The owner of three companies that billed more than $30 million in bogus collect call charges, an activity known as cramming,  to millions of consumers throughout the country, has been banned forever from all billing on local telephone bills.

Willoughby Farr agreed to the lifetime ban as part of a federal court order settling Federal Trade Commission charges that he directed a massive unauthorized billing scam for more than two and a half years. The settlement contains a monetary judgment of $34,547,140, which will be partially satisfied by Farr’s transfer to the Commission of all but $7,500 of his frozen assets, the FTC said.

The assets, which must be paid to the FTC, have an estimated value of $475,000 and include three homes and various luxury items. The judgment also ordered the court-appointed receiver to wind down the three companies that Farr controlled. 

The FTC defines cramming as unexplained charges on phone bills for services you never ordered, authorized, received, or used. Sometimes a one-time charge for entertainment services will be crammed onto your phone bill. Other times, monthly recurring charges are crammed onto your phone bill. Cramming of monthly recurring charges falls into two general categories: club memberships, such as psychic clubs, personal clubs, or travel clubs; and telecommunications products or service programs, such as voice mail, paging, and calling cards. 

The FTC charged Farr and other defendants with billing consumers for telephone calls that never occurred, alleging that customers were billed for phony collect calls, including calls to telephone lines dedicated to modems and fax machines, and to homes and businesses where no one was present.

The bogus charges, usually in $5 and $8 increments, were “crammed” in telephone bills, which represented that the charges were billed by OAN Services on behalf of defendant Nationwide Connections, Inc., or by Integretel on behalf of defendants Access One Communications, Inc. and Network One Services, Inc. Farr owned defendants Nationwide Connections, Access One Communications, and Network One Services and masterminded Nationwide’s deceptive and unfair billing scheme, the FTC said.

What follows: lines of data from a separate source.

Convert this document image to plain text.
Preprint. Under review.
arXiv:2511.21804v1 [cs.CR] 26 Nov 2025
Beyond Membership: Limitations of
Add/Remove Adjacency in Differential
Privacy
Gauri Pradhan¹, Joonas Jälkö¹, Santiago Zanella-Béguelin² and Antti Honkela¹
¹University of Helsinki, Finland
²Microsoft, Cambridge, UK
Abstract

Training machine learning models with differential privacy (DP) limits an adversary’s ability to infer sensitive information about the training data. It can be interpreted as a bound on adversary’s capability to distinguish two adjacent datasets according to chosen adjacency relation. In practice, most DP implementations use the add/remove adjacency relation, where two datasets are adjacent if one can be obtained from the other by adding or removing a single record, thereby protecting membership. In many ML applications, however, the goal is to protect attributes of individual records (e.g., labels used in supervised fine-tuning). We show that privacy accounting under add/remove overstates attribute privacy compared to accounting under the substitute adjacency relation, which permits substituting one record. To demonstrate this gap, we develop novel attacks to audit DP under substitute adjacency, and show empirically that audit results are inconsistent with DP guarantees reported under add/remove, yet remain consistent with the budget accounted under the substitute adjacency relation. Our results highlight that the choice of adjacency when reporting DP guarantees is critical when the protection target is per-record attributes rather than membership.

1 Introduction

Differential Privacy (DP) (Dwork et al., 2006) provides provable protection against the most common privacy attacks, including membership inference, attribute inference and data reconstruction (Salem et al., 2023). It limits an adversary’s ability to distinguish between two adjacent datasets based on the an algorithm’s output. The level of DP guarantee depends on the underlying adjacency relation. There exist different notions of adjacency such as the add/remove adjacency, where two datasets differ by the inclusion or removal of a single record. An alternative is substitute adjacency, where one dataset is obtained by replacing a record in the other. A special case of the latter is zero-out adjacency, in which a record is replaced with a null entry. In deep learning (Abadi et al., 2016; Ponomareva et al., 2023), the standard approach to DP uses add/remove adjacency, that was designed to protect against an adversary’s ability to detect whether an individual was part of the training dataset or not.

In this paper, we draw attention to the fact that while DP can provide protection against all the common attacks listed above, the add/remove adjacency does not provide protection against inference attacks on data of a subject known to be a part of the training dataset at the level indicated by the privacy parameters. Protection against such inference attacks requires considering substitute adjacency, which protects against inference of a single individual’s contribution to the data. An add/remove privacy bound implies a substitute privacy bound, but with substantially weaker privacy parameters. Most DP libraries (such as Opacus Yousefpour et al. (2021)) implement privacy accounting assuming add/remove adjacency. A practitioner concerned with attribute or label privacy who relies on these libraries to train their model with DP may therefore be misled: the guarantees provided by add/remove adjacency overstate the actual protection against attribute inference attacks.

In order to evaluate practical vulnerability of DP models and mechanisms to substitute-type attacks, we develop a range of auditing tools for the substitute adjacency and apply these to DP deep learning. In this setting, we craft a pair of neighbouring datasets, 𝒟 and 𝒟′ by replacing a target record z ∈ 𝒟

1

The FTC said it had also charged the billing aggregators that billed on Nationwide’s behalf – Billing Concepts, Inc., ACI Billing Services, Inc., and BSG Clearing Solutions North America LLC, and The Billing Resource d/b/a Integretel – with deceptive and unfair billing in violation of the FTC Act. The FTC still has a case pending against other principals in this case: Yaret Garcia, Erika Riaboukha, and Qaadir Kaid. One other defendant Mary Lou Farr, has already settled with the FTC.